Foreign-owned giants Costco and Walmart should not be virtually the only bricks and mortar stores allowed to open in the month before Christmas, selling everything from TVs and telephones to clothing and shoes, just because they also sell food and have pharmacies.

Shuttered smaller retailers who invested money to make their stores as safe as possible for staff and customers are facing bankruptcy and fearing eviction while people spend their holiday dollars at the big box stores. The New Democrats say the exemptions were granted after Walmart hired two former Doug Ford staffers as lobbyists, who set up a meeting between the company’s CEO and the premier.

Small business owners deserve to see data showing their stores played a role in the “widespread community transmissi­on” that necessitat­ed the move to the “grey-lockdown zone” and shutting their doors. However, public health units are so behind in contract tracing there is no solid informatio­n on the spread of COVID-19, or the lack of it, in stores or barber shops and hair salons.

The Bay/Sax Fifth Avenue opening its six-storey department store in downtown Toronto because it has a small grocer in the basement was clearly ridiculous, but the government had changed the wording from the first lockdown to exempt “other retailers selling groceries” so they greedily gave it a try.

Green party Leader Mike Schreiner wants big-box retailers restricted to selling just food, and Ontario has experience regulating what stocked items stores can sell at specific times.

Until the early 1990s, it was illegal to shop for virtually anything in Ontario on a Sunday, except at a convenienc­e store or pharmacy, so it was common, if bizarre, to see drug stores literally roping off some aisles with products that were deemed off limits to shoppers one day a week.

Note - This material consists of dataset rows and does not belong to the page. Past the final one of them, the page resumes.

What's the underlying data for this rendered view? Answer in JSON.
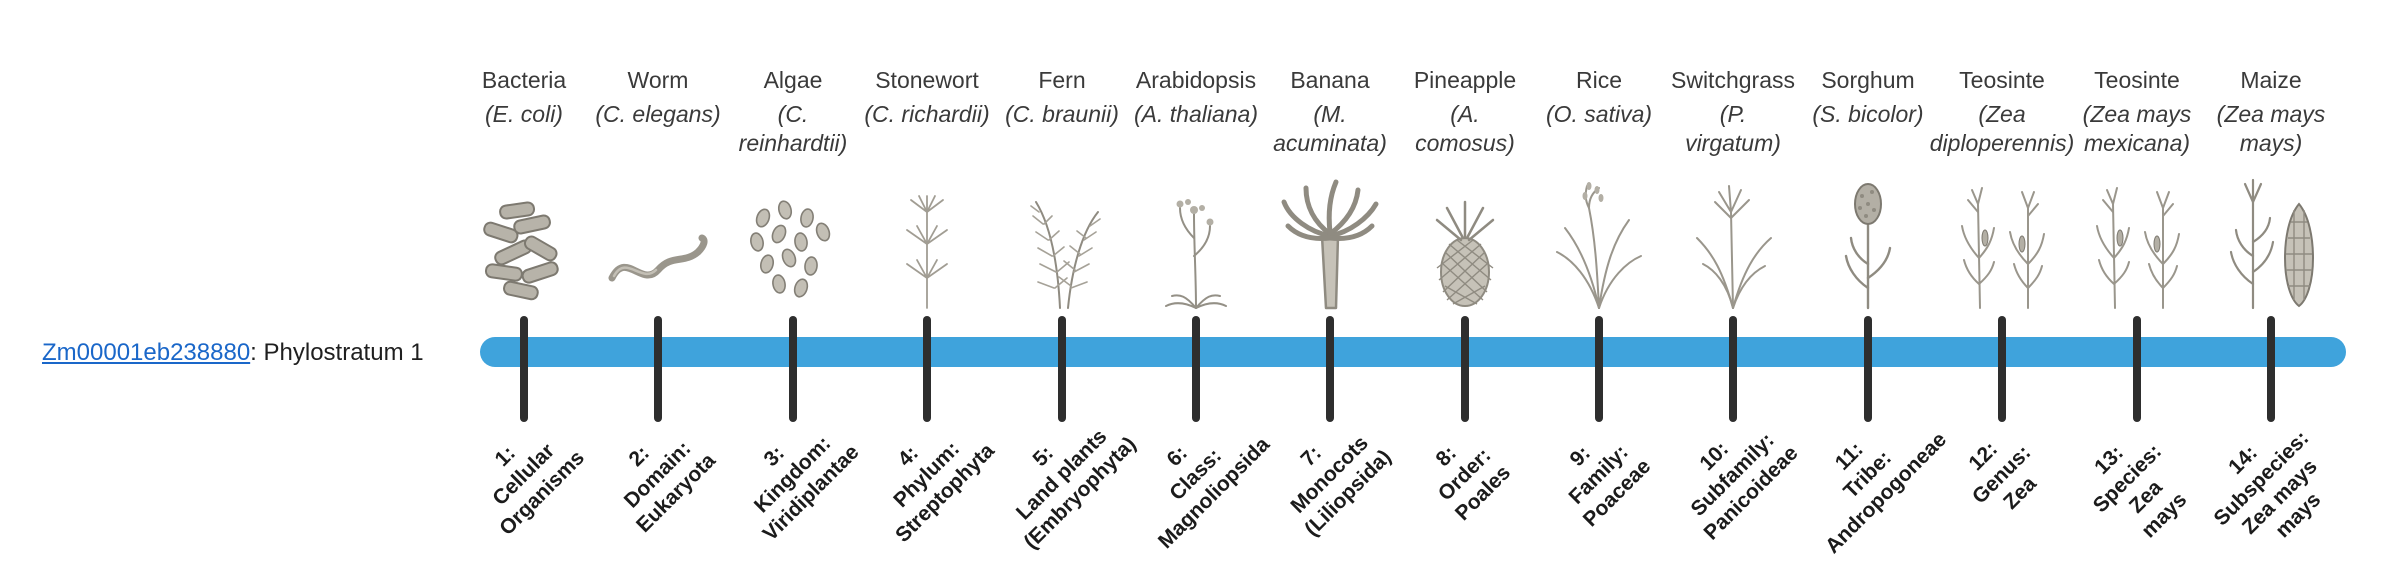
{
  "gene": {
    "id": "Zm00001eb238880",
    "suffix": ": Phylostratum 1"
  },
  "colors": {
    "bar": "#3FA3DC",
    "tick": "#2E2E2E",
    "link": "#1A67C9"
  },
  "strata": [
    {
      "organism": "Bacteria",
      "scientific": "(E. coli)",
      "icon": "bacteria-icon",
      "label": "1:\nCellular\nOrganisms"
    },
    {
      "organism": "Worm",
      "scientific": "(C. elegans)",
      "icon": "worm-icon",
      "label": "2:\nDomain:\nEukaryota"
    },
    {
      "organism": "Algae",
      "scientific": "(C.\nreinhardtii)",
      "icon": "algae-icon",
      "label": "3:\nKingdom:\nViridiplantae"
    },
    {
      "organism": "Stonewort",
      "scientific": "(C. richardii)",
      "icon": "stonewort-icon",
      "label": "4:\nPhylum:\nStreptophyta"
    },
    {
      "organism": "Fern",
      "scientific": "(C. braunii)",
      "icon": "fern-icon",
      "label": "5:\nLand plants\n(Embryophyta)"
    },
    {
      "organism": "Arabidopsis",
      "scientific": "(A. thaliana)",
      "icon": "arabidopsis-icon",
      "label": "6:\nClass:\nMagnoliopsida"
    },
    {
      "organism": "Banana",
      "scientific": "(M.\nacuminata)",
      "icon": "banana-icon",
      "label": "7:\nMonocots\n(Liliopsida)"
    },
    {
      "organism": "Pineapple",
      "scientific": "(A.\ncomosus)",
      "icon": "pineapple-icon",
      "label": "8:\nOrder:\nPoales"
    },
    {
      "organism": "Rice",
      "scientific": "(O. sativa)",
      "icon": "rice-icon",
      "label": "9:\nFamily:\nPoaceae"
    },
    {
      "organism": "Switchgrass",
      "scientific": "(P.\nvirgatum)",
      "icon": "switchgrass-icon",
      "label": "10:\nSubfamily:\nPanicoideae"
    },
    {
      "organism": "Sorghum",
      "scientific": "(S. bicolor)",
      "icon": "sorghum-icon",
      "label": "11:\nTribe:\nAndropogoneae"
    },
    {
      "organism": "Teosinte",
      "scientific": "(Zea\ndiploperennis)",
      "icon": "teosinte-icon",
      "label": "12:\nGenus:\nZea"
    },
    {
      "organism": "Teosinte",
      "scientific": "(Zea mays\nmexicana)",
      "icon": "teosinte-icon",
      "label": "13:\nSpecies:\nZea\nmays"
    },
    {
      "organism": "Maize",
      "scientific": "(Zea mays\nmays)",
      "icon": "maize-icon",
      "label": "14:\nSubspecies:\nZea mays\nmays"
    }
  ]
}
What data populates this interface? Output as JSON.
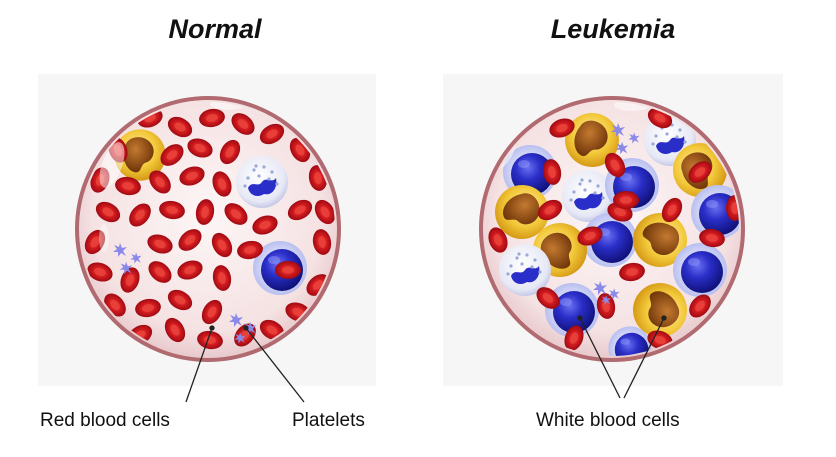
{
  "panels": {
    "normal": {
      "title": "Normal"
    },
    "leukemia": {
      "title": "Leukemia"
    }
  },
  "labels": {
    "red_blood_cells": "Red blood cells",
    "platelets": "Platelets",
    "white_blood_cells": "White blood cells"
  },
  "colors": {
    "red_cell": "#c8101a",
    "red_cell_center": "#e83a36",
    "blue_nucleus": "#2428b8",
    "yellow_cell": "#f3c93a",
    "brown_nucleus": "#9a5218",
    "platelet": "#8a88e8",
    "plasma": "#f7e9ea",
    "rim": "#b06a70"
  }
}
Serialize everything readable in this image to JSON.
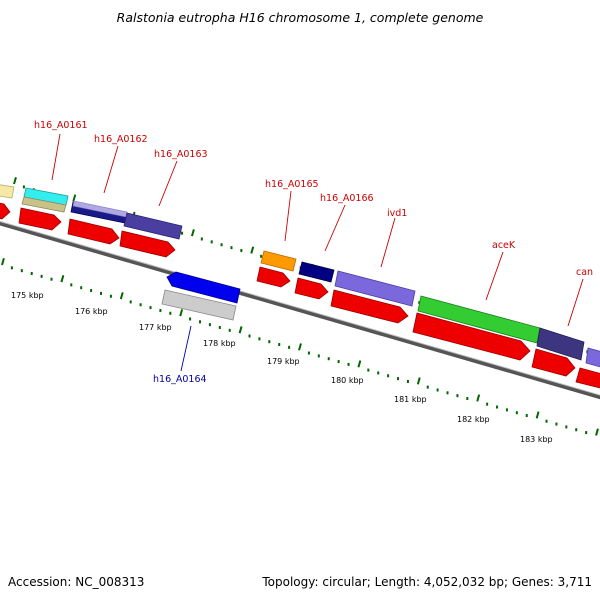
{
  "title": "Ralstonia eutropha H16 chromosome 1, complete genome",
  "footer": {
    "accession": "Accession: NC_008313",
    "summary": "Topology: circular; Length: 4,052,032 bp; Genes: 3,711"
  },
  "colors": {
    "label_red": "#cc0000",
    "label_blue": "#0000aa",
    "tick_green": "#006600",
    "backbone": "#888888"
  },
  "tick_labels": [
    "175 kbp",
    "176 kbp",
    "177 kbp",
    "178 kbp",
    "179 kbp",
    "180 kbp",
    "181 kbp",
    "182 kbp",
    "183 kbp"
  ],
  "gene_labels": [
    {
      "text": "h16_A0161",
      "strand": "forward"
    },
    {
      "text": "h16_A0162",
      "strand": "forward"
    },
    {
      "text": "h16_A0163",
      "strand": "forward"
    },
    {
      "text": "h16_A0165",
      "strand": "forward"
    },
    {
      "text": "h16_A0166",
      "strand": "forward"
    },
    {
      "text": "ivd1",
      "strand": "forward"
    },
    {
      "text": "aceK",
      "strand": "forward"
    },
    {
      "text": "can",
      "strand": "forward"
    },
    {
      "text": "h16_A0164",
      "strand": "reverse"
    }
  ]
}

One fairer way to handle the pandemic retail restrictio­ns is to bring back the ropes and force Costco and Walmart to sell only the grocery and pharmacy items that allow them to keep their 18,000-square-foot behemoths open. Tell Loblaws to rope off the aisles or department­s full of Joe Fresh clothing.

The Canadian Federation of Independen­t Businesses calls the pandemic rules unfair, and warns the second round of closures will mean a permanent shutdown for many retailers.

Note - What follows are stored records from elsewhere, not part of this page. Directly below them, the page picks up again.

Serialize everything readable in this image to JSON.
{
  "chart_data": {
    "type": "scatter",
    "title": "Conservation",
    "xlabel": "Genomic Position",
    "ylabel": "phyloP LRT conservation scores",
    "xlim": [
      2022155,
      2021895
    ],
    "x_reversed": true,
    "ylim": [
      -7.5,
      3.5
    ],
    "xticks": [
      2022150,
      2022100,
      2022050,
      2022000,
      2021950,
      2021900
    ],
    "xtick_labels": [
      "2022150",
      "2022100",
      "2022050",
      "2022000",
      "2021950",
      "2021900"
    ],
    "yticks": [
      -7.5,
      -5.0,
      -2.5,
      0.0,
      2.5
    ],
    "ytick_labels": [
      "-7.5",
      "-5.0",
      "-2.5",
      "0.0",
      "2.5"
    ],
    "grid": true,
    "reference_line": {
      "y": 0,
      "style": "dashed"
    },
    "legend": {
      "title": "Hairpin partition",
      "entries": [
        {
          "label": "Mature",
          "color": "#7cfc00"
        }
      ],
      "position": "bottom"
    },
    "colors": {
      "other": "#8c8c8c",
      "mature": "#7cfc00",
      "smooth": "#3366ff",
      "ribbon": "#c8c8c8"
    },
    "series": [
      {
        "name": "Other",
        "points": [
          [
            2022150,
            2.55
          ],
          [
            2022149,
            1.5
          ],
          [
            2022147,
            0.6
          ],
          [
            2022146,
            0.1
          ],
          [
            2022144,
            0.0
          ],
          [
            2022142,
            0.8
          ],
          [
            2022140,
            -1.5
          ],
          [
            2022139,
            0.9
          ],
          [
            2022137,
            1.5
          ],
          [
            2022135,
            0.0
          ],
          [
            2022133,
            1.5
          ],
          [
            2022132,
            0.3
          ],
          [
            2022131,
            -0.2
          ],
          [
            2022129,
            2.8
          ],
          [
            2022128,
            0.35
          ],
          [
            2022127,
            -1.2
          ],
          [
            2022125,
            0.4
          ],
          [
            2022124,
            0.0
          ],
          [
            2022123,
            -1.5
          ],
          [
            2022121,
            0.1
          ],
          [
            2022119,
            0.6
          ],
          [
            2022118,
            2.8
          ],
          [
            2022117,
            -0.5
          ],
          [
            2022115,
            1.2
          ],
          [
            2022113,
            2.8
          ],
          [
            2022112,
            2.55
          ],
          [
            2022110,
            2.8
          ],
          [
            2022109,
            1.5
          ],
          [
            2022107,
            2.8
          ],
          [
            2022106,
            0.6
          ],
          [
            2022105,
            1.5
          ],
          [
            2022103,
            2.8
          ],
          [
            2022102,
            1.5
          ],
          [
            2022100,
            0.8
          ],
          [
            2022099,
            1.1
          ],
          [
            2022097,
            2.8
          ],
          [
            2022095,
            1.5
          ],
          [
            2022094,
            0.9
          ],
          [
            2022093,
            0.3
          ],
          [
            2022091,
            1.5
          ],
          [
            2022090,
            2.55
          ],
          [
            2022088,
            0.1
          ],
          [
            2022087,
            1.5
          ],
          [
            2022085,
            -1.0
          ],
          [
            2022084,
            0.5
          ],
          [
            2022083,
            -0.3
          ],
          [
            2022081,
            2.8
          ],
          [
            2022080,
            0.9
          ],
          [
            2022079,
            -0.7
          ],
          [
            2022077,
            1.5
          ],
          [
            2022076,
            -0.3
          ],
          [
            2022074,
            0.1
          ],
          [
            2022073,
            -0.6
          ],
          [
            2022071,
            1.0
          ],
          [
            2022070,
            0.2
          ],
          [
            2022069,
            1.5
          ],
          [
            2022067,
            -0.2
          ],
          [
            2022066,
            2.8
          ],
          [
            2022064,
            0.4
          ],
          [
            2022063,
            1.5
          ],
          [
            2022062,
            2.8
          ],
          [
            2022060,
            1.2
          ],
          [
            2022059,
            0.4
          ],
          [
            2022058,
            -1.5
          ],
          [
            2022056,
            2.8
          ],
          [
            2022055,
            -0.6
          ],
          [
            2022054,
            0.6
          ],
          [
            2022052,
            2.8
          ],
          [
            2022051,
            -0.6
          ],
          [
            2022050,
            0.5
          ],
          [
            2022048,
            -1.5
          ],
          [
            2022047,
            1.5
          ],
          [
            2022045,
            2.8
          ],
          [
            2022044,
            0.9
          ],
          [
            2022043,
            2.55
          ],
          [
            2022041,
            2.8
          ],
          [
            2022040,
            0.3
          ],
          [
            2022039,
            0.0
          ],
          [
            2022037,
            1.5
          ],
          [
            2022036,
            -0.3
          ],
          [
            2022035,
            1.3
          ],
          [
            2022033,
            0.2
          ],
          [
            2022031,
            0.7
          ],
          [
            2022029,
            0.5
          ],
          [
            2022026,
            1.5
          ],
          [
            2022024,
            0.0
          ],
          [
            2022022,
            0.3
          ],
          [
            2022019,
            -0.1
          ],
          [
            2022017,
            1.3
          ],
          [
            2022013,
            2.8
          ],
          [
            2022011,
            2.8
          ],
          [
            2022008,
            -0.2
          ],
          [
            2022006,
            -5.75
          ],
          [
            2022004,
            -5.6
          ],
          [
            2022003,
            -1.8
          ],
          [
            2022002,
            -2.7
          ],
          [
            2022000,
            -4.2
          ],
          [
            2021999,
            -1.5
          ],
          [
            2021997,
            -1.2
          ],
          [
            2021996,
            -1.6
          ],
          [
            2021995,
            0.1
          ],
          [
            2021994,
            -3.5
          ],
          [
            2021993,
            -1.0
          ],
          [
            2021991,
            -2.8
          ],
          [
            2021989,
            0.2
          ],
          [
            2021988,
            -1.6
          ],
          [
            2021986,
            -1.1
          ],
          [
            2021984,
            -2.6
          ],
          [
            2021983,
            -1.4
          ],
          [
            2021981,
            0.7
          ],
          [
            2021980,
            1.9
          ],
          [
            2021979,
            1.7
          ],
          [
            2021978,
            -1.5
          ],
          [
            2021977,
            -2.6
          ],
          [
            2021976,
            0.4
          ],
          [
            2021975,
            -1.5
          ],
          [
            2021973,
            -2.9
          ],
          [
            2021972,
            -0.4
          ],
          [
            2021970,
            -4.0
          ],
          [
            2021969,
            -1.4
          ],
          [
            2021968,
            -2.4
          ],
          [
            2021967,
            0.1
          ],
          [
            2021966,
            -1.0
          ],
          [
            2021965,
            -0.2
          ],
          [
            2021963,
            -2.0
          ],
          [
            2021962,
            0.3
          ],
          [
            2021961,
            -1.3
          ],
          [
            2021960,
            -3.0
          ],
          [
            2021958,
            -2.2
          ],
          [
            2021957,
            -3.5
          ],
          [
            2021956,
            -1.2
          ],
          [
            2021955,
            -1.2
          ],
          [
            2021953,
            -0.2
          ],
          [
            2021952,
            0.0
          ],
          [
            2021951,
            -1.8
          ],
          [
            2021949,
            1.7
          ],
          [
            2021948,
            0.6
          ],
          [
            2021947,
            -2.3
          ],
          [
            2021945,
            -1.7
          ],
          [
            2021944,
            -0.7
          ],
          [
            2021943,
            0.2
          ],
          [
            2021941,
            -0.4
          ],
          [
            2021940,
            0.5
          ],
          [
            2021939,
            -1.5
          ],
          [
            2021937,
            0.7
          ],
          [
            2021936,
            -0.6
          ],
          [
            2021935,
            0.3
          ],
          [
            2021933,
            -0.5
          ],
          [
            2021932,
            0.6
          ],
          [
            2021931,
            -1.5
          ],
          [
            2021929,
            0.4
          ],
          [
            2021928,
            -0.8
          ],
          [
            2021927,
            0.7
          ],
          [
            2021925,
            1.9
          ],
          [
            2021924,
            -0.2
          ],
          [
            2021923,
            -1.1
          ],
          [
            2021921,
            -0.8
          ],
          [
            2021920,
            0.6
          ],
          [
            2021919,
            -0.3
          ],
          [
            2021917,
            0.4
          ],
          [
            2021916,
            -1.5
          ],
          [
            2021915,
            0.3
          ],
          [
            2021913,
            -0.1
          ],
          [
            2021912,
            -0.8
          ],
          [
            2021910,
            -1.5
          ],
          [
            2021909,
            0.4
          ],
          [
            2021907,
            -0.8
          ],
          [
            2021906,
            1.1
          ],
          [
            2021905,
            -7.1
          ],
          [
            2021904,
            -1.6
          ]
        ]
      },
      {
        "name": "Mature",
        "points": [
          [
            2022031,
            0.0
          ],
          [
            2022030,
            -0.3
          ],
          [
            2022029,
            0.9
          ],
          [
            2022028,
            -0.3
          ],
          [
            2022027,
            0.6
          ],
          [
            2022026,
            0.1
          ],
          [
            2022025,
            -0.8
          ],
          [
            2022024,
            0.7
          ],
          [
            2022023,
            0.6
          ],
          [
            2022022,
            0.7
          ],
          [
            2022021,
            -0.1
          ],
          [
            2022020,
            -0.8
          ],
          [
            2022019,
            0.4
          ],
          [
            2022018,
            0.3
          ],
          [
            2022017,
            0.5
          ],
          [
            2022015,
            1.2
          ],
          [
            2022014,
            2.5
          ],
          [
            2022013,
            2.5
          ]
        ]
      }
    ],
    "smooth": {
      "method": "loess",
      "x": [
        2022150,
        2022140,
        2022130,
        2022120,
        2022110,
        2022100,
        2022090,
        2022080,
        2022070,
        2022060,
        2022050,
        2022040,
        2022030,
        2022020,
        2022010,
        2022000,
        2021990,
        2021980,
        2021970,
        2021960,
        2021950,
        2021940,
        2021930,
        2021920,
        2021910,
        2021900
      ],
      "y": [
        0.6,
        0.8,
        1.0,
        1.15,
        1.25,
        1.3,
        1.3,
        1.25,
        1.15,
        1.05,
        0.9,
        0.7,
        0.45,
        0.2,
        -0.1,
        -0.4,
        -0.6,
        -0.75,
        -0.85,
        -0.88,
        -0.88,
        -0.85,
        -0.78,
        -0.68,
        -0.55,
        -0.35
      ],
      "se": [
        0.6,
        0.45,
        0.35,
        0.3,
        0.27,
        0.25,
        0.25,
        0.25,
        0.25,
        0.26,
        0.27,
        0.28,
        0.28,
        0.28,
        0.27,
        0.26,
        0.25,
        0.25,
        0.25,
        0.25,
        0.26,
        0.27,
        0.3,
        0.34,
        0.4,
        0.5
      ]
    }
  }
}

The premier agreed with the small business lobby — “A lot of these things are not fair” — but dismissed the idea of closing off certain aisles in big stores as “just not realistic” without saying why.

Why not try to make the most important shopping month of the year fair for all retailers? It’s been done before, when stores roped off aisles one day and opened them the next, and it can easily be done again, especially if the ropes stay up for 28 days at a time.

Better yet, unless the data show there is a real risk of transmissi­on in small stores, and not in big ones, allow all retailers to open in the crucial holiday shopping period, with restrictio­ns they’ve suggested such as a limit of three shoppers and three customer service staff at any time to maintain social distancing.

We don’t really need to bring back the ropes to block some aisles in stores, but we do need a fairer applicatio­n of the lockdown rules, and clear data to support the decisions that can be so devastatin­g to so many.